Philippe FONTAINE, Professeur émérite à l'Université de Rouen
Résumé : L’importance de la question de l’interprétation se mesure à ce qu’elle est aussi vieille que la philosophie elle-même, puisque certains dialogues platoniciens y sont déjà consacrés (Phèdre, Ion, Protagoras, Sophiste), ainsi que quelques traités aristotéliciens, tel le second Traité de l’Organon, Peri Hermêneias, de l’Interprétation. Pour autant, l’interrogation sur ses conditions de possibilité et sa pratique devient centrale à l’époque moderne, notamment depuis le XIX ème siècle, où elle reprend le nom plus ancien d’ « herméneutique », et connaît une extension et un élargissement considérables, à partir d’une réflexion d’abord centrée sur les règles d’interprétation des Ecritures saintes. L’essor des sciences historiques au XIX ème siècle engendre une réflexion sur la possibilité éventuelle d’une adaptation de ces règles à la compréhension de toute espèce de discours et d’écrit. On assiste alors à l’apparition d’une herméneutique générale reposant sur un concept élargi de l’exégèse, considérée comme l’interprétation d’un texte particulier, mais aussi de tout ensemble de signes susceptible d’être considéré comme un texte. Dans ce sens plus large, qui n’est plus lié aux textes sacrés, l’interprétation a toujours un rapport avec le dévoilement d’un sens caché. On comprend ainsi que la question de l’interprétation connaisse au XX ème siècle un nouvel essor, et se retrouve au centre des théories philosophiques propres à ceux que l’on a appelés les « maîtres du soupçon », comme Nietzsche et Freud, mais aussi dans la philosophie d’inspiration heideggerienne, et chez certains penseurs comme H. G. Gadamer, ou encore Paul Ricoeur.

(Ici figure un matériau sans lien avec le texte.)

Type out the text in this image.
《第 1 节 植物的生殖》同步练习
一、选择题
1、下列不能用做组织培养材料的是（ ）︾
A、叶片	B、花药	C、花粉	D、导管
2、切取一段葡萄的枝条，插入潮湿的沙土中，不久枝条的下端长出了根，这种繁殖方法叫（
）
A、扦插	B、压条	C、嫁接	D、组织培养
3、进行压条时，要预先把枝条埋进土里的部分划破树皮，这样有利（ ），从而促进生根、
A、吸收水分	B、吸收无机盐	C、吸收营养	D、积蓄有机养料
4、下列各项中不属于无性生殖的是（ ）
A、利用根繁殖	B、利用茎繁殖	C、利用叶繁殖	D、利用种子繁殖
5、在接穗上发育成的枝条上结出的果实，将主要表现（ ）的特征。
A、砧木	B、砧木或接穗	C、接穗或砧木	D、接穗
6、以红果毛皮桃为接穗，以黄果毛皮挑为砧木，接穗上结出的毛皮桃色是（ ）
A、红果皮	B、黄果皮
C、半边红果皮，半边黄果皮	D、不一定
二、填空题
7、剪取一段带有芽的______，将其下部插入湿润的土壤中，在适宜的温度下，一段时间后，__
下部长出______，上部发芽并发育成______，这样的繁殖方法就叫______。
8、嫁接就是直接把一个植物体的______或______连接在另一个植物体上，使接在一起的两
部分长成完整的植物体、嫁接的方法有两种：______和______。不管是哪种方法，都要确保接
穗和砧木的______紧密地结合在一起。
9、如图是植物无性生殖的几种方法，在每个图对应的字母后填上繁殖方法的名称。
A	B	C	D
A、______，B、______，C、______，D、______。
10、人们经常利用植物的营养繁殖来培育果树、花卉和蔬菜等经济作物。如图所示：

Cette généralisation du concept d’interprétation n’est pas sans soulever quelques questions sur le risque d’une dérive interprétative, où une sorte de « mauvais infini » condamnerait l’interprète à superposer indéfiniment les couches explicitatives, sans jamais parvenir à saisir ultimement le sens dernier du phénomène examiné. Tel serait le risque assumé propre aux aspects d’ouverture et d’infinité de l’interprétation.